Blanco de plomo
En la primera escena de La Sra. Lowry e hijo, el individuo interpretado por Timothy Spall dice mirando a cámara que es, simplemente, un hombre que pinta. En un gris y frío barrio de clase obrera en el condado de Lancashire, en 1934, L. S. Lowry, el personaje en cuestión, vivía con su anciana madre postrada en la cama, tenía un pequeño sueldo como cobrador de alquileres, no se supo de amigos, amantes o conocidos, y en el ático de su casa de dos plantas pintaba bellos, minimalistas y honestos cuadros sobre lo que veía en las calles o desde la ventana de la habitación de su madre, el escenario central de su vida y de la película.
Lowry se hizo famoso mucho tiempo después, y el filme realizado por Adrian Noble lo certifica con unas imágenes documentales del museo actual que le está dedicado, repleto de gente de distintas edades, ávida de ver sus lienzos. Pero aquellos años fueron de plomo, como el pigmento blanco de plomo con el que recubría sus telas antes de empezar a perfilar personajes y edificios con finas líneas de colores apagados.

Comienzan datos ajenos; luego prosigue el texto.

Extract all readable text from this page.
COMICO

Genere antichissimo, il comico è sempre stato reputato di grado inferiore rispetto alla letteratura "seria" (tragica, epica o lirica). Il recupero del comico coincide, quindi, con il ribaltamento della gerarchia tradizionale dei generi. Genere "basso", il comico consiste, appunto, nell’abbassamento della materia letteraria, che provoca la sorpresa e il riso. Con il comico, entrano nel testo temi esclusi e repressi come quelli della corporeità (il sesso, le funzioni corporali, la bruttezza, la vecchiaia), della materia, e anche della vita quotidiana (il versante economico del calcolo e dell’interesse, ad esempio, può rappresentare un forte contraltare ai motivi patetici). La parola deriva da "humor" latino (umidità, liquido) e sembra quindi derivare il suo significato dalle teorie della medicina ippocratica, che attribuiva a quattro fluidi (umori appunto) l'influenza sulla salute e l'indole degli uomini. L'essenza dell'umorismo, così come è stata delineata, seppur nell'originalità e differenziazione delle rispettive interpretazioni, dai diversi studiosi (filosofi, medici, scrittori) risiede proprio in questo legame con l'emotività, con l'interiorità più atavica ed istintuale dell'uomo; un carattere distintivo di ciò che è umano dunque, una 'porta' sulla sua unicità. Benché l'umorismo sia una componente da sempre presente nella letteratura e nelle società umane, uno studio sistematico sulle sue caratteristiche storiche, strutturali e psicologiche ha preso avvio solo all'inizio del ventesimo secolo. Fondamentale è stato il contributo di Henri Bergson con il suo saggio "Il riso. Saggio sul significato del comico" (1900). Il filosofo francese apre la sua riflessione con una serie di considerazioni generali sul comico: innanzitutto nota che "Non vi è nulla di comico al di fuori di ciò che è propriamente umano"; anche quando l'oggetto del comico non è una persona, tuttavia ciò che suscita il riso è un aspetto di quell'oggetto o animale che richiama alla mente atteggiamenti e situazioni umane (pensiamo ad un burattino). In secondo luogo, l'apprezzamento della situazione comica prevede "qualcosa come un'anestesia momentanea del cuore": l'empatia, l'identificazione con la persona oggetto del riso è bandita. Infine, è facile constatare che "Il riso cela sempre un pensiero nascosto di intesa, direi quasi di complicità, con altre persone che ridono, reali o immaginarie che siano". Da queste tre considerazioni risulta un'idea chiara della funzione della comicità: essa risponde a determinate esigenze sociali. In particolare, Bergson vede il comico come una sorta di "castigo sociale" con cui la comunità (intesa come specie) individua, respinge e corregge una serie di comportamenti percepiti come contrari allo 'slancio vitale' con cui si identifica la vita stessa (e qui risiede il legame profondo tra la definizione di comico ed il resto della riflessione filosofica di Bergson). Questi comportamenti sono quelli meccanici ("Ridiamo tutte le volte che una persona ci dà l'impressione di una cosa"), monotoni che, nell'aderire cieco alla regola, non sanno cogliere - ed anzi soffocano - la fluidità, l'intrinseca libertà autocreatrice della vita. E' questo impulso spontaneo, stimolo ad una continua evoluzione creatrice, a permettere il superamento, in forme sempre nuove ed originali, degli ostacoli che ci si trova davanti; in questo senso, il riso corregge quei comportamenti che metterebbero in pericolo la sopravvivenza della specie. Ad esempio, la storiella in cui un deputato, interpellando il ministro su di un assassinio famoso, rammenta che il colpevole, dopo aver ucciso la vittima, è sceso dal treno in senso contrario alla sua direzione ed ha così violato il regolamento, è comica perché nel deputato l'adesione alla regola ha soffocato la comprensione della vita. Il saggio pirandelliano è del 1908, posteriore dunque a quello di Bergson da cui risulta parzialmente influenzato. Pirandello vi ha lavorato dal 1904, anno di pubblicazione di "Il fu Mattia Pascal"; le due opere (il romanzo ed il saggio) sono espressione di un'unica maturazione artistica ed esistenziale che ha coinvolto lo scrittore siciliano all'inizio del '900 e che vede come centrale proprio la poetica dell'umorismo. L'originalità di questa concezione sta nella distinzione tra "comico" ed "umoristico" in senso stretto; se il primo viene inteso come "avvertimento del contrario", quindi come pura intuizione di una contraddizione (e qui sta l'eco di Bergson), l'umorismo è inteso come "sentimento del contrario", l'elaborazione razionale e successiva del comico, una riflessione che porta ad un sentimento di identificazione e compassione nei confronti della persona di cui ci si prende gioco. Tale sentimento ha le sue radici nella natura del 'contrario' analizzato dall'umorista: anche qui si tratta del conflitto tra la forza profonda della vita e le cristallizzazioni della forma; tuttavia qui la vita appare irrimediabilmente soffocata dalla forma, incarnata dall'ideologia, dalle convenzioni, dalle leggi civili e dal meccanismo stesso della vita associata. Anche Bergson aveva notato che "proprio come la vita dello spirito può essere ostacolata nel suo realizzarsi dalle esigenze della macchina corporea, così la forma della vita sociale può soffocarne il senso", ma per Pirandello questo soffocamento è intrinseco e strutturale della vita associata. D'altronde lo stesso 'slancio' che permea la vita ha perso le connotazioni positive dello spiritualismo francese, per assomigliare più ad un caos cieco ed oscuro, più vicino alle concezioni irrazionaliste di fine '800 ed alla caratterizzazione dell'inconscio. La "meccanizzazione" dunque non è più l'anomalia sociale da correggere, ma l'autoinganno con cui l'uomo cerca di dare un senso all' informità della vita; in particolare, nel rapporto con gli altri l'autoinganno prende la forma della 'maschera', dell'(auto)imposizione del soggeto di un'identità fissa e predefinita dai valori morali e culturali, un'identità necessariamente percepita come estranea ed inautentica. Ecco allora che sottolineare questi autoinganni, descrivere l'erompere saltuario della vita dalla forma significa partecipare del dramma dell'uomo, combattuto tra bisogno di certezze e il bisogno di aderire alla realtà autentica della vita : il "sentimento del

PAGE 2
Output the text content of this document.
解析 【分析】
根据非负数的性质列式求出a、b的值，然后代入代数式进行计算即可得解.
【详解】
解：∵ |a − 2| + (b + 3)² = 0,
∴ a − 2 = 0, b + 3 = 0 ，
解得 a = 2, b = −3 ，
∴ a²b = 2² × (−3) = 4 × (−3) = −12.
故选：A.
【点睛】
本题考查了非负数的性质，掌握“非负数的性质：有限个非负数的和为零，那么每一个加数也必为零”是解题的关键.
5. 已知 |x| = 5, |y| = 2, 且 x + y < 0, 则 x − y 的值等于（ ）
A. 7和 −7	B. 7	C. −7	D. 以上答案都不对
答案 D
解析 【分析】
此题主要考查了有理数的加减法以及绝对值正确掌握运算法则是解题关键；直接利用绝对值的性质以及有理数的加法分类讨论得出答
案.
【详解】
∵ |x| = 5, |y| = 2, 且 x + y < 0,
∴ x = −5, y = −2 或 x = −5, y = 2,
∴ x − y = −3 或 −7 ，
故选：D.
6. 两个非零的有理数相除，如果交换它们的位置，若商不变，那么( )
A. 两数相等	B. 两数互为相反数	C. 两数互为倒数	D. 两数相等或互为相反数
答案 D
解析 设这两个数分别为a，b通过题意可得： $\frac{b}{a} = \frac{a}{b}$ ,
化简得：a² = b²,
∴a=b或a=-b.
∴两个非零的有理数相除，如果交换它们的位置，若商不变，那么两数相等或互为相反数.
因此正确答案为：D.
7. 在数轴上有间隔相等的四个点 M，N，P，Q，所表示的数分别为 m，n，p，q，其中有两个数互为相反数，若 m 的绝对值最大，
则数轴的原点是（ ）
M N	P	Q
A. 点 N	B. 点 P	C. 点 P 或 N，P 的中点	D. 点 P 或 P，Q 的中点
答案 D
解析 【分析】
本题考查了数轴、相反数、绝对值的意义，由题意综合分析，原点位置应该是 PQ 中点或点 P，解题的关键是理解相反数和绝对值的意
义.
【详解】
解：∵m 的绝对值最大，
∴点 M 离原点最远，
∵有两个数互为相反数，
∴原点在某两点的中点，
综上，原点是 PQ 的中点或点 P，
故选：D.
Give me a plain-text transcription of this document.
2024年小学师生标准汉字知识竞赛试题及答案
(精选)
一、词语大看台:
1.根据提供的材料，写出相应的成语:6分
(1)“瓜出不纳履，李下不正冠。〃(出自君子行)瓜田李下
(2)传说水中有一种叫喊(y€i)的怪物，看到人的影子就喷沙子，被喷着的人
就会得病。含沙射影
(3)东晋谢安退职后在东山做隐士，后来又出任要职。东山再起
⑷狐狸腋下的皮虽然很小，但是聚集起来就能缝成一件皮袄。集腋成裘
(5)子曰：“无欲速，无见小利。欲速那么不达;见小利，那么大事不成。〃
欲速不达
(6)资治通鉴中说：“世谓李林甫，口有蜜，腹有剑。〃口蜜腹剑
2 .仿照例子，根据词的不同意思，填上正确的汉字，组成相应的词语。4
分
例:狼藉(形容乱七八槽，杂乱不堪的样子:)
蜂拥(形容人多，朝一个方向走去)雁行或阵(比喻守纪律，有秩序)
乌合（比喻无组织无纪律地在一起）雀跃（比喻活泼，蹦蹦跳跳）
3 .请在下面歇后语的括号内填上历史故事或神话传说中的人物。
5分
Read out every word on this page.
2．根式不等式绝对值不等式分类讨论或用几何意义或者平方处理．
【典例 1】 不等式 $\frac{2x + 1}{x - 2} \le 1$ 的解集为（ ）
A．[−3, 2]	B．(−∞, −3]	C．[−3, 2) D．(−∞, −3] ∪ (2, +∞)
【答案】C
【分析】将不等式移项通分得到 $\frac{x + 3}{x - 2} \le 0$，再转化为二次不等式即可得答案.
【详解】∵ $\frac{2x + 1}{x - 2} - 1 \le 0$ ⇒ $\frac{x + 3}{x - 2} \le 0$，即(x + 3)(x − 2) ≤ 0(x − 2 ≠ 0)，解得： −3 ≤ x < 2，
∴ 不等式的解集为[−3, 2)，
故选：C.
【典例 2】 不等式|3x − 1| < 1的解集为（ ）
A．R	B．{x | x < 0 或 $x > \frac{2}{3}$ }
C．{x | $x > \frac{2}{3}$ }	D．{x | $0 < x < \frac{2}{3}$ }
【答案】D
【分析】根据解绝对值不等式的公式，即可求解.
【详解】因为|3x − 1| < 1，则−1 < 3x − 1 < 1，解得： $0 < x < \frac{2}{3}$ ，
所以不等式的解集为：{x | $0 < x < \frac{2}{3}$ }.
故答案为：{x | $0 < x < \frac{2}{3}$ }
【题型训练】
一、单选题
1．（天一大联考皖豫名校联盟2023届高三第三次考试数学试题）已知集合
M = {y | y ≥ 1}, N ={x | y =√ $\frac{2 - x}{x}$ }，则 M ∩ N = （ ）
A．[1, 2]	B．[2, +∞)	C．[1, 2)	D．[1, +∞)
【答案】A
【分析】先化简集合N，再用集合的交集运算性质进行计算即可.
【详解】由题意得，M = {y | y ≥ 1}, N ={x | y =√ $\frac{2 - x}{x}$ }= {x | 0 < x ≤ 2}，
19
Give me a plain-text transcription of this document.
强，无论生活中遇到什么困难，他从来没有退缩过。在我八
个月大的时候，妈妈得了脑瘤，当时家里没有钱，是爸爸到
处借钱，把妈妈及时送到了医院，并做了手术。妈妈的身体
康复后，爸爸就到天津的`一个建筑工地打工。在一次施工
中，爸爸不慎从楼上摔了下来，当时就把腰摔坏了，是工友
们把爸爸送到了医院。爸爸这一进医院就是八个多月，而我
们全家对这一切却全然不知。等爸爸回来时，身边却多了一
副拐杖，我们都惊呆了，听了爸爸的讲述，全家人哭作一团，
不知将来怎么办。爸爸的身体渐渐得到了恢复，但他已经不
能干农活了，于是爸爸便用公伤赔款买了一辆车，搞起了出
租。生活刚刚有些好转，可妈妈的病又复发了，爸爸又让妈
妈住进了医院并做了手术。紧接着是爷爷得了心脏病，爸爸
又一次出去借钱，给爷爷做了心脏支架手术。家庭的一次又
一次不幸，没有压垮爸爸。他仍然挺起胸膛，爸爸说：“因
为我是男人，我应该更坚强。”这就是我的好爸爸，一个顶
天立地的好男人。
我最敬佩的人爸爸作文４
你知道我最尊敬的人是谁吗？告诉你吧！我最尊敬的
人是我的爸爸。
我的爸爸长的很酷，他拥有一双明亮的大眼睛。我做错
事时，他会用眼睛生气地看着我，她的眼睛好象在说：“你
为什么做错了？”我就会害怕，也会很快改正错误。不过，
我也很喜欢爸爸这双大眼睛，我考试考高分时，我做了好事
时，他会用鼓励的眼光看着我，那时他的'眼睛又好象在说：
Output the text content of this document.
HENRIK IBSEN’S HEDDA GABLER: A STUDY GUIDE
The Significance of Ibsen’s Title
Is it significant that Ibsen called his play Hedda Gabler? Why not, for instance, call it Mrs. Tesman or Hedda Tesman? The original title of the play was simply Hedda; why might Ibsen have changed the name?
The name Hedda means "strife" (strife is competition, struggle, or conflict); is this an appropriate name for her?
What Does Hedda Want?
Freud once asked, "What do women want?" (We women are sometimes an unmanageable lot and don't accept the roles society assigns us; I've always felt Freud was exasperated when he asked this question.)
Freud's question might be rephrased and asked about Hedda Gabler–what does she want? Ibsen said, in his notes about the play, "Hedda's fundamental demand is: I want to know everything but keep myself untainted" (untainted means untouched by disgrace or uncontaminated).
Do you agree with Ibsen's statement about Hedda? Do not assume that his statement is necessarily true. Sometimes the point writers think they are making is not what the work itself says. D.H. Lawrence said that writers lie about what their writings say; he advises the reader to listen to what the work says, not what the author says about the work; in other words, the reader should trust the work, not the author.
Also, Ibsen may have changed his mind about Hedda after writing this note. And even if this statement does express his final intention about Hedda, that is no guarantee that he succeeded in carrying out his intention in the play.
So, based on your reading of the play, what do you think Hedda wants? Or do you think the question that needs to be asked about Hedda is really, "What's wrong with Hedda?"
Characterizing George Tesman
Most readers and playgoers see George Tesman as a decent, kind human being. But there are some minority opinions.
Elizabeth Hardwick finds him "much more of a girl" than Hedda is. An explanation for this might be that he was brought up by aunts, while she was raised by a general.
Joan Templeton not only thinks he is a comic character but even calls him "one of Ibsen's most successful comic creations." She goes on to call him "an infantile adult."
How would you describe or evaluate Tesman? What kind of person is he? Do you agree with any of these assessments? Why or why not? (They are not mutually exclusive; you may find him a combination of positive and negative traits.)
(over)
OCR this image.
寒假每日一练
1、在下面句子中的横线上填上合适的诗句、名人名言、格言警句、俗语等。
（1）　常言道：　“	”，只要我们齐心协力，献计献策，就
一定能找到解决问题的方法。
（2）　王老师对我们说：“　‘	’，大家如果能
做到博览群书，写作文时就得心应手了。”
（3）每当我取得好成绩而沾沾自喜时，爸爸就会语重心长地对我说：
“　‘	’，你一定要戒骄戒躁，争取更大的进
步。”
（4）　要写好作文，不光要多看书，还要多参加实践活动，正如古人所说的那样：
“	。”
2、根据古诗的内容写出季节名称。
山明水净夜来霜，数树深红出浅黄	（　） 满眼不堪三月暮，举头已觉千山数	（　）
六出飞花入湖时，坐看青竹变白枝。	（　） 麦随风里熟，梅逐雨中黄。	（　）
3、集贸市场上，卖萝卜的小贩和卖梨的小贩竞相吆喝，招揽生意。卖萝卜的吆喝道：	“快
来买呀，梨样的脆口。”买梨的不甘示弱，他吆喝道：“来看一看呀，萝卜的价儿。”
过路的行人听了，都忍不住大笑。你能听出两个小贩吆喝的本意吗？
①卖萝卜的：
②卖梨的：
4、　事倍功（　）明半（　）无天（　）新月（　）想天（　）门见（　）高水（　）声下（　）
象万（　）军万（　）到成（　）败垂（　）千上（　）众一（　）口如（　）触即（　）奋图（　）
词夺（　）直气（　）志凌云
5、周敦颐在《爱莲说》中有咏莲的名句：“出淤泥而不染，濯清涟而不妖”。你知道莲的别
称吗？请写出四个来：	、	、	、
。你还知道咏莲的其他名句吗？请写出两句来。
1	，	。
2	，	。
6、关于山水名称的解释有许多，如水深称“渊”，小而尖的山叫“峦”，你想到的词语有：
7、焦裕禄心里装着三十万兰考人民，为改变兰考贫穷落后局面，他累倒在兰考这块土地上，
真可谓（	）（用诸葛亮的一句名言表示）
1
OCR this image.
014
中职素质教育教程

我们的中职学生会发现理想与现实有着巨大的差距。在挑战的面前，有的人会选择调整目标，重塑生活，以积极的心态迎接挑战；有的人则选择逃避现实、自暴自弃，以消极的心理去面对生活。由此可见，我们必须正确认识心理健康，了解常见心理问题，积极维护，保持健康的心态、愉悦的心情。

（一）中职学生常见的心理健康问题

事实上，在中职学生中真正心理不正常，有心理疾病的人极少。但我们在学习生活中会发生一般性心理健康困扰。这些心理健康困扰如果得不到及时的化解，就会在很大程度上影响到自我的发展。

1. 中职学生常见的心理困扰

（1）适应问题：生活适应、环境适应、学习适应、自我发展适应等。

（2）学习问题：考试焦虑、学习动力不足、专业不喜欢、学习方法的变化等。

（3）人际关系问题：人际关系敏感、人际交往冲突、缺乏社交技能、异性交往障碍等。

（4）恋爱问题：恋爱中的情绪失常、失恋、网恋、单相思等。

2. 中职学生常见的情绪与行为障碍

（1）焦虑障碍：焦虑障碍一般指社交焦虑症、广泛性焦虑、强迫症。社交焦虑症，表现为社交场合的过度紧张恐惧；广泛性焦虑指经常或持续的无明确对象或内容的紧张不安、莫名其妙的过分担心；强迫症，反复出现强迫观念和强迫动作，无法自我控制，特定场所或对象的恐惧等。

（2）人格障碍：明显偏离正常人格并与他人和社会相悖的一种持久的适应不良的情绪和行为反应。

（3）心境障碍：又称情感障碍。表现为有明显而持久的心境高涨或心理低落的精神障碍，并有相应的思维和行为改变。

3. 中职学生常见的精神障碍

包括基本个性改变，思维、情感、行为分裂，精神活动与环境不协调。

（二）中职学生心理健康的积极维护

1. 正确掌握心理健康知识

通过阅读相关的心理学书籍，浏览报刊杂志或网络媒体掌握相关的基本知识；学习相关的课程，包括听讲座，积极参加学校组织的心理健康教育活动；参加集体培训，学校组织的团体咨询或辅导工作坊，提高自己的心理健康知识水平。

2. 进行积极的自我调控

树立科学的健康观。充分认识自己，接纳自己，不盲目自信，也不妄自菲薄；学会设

Más que en su evolución pictórica, la película se centra en la asfixiante relación con su madre, encarnada por Vanessa Redgrave. L. S. pintó siempre para ella, pero a la madre nunca le gustó lo que pintaba. Esa falta de reconocimiento de quien más quería condicionó no solo su obra; también, y de que manera, su personalidad, indisociable de lo que después creó con los pinceles y óleos. Estamos pues ante un filme de texto, un drama intenso con solo dos personajes de entidad. Pero su interés reside más en como a través del uso de la luz y del color, con una excelente fotografía del catalán Josep M. Civit, se perfila el tenue y a la vez sofocante universo al que se vio sometido, con su consentimiento, un artista tan genial e introvertido.